Merge a manifest with the given plugin and finalize content to the given path.

Parameters:
  • plugin (BasePlugin) – The plugin that was used to extract the content of the manifest.

  • manifest (Manifest) – The resulting content and artifact manifest.

  • to_path (Path) – The path the content should be finalized at.

Raises:

FileExistsError – If the given output path already exists.

Returns:

The path the merged content was finalized to.

Return type:

Path

megu.services.normalize_url(url)[source]

Normalize a given URL to a formatted Url instance.

Parameters:

url (Union[str, Url]) – The given url as either a string or a Url instance.

Returns:

The normal Url instance.

Return type:

Url


megu.utils

Contains utilities for the framework to use.

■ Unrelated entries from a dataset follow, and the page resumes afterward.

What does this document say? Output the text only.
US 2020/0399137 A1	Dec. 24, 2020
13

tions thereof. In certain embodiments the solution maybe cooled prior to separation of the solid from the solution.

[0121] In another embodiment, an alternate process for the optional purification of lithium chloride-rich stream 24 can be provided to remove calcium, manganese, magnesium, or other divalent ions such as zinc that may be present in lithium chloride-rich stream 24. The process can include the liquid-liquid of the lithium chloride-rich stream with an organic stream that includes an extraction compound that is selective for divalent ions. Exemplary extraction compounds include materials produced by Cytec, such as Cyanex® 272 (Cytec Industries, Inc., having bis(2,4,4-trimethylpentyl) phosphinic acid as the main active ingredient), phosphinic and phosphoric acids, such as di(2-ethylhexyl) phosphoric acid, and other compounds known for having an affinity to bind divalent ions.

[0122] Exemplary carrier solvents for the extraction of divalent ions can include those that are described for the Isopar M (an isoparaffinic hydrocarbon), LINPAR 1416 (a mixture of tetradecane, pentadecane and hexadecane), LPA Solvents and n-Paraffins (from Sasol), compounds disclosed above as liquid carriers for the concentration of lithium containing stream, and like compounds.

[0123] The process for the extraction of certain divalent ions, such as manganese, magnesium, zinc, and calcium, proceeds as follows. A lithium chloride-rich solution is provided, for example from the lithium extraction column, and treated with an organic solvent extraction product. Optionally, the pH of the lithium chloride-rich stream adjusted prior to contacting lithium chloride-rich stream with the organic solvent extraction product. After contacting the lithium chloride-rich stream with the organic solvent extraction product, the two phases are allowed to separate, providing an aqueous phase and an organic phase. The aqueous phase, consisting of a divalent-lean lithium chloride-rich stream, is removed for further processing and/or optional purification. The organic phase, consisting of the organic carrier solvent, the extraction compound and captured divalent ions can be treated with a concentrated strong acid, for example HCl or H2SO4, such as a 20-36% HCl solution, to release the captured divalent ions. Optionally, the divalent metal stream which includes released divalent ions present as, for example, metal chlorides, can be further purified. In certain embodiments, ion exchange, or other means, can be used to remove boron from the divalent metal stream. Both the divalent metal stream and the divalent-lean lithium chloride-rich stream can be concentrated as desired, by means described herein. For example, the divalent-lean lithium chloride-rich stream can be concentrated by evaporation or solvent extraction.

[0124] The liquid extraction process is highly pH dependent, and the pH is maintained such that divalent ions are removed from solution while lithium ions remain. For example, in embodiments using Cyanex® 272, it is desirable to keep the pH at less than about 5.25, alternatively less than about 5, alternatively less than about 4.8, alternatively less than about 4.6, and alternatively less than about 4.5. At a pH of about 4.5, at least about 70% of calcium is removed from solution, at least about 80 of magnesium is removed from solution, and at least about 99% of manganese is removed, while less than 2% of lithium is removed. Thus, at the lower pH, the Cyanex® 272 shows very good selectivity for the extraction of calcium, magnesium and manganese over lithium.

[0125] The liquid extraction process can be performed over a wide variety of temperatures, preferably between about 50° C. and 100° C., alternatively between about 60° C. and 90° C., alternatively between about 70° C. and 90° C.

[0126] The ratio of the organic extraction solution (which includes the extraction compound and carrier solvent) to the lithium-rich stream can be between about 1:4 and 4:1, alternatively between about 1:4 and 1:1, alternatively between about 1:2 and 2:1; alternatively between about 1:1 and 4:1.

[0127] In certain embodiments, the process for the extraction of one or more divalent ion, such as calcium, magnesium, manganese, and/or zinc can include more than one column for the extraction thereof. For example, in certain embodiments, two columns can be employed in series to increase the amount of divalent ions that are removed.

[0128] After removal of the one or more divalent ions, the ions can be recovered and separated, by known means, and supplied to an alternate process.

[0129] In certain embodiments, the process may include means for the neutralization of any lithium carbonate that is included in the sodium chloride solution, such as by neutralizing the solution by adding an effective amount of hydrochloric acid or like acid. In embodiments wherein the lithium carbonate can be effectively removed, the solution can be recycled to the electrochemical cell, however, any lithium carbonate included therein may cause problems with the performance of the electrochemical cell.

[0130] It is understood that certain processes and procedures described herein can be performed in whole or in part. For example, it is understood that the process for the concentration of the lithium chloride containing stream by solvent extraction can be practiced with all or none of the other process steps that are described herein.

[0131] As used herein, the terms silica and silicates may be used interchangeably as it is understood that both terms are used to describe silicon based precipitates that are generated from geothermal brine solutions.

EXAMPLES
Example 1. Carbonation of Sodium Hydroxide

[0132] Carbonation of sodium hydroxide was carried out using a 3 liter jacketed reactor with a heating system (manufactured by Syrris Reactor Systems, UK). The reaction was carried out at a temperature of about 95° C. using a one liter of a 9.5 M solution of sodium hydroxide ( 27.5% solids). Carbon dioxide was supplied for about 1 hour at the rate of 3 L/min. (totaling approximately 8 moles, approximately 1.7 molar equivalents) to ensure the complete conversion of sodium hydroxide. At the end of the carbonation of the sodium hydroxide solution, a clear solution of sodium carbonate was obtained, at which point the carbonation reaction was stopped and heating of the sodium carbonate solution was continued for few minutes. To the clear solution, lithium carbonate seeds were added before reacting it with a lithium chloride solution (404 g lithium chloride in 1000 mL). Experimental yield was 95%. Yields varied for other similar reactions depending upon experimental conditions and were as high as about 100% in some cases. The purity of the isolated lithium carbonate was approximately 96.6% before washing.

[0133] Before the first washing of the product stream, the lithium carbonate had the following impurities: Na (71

These helper/utility functions should not be exposed to plugins.

megu.utils.allocate_storage(to_path, size)[source]

Allocate a specific number of bytes to a non-existing filepath.

Parameters:
  • to_path (Path) – The filepath to allocate a specific number of bytes to.

  • size (int) – The number of bytes to allocate.

Raises:

FileExistsError – If the given filepath already exists

Returns:

The given filepath

Return type:

Path

megu.utils.compose_functions(*functions)[source]

Compose many similar functions together.

Parameters:

functions (List[Callable[[_T], _T]]) – Many functions to compose together.

Returns:

A new function that applies all provided functions in order.

Return type:

Callable[[_T], _T]

megu.utils.create_required_directories()[source]

Handle setting up the required directories on the local machine.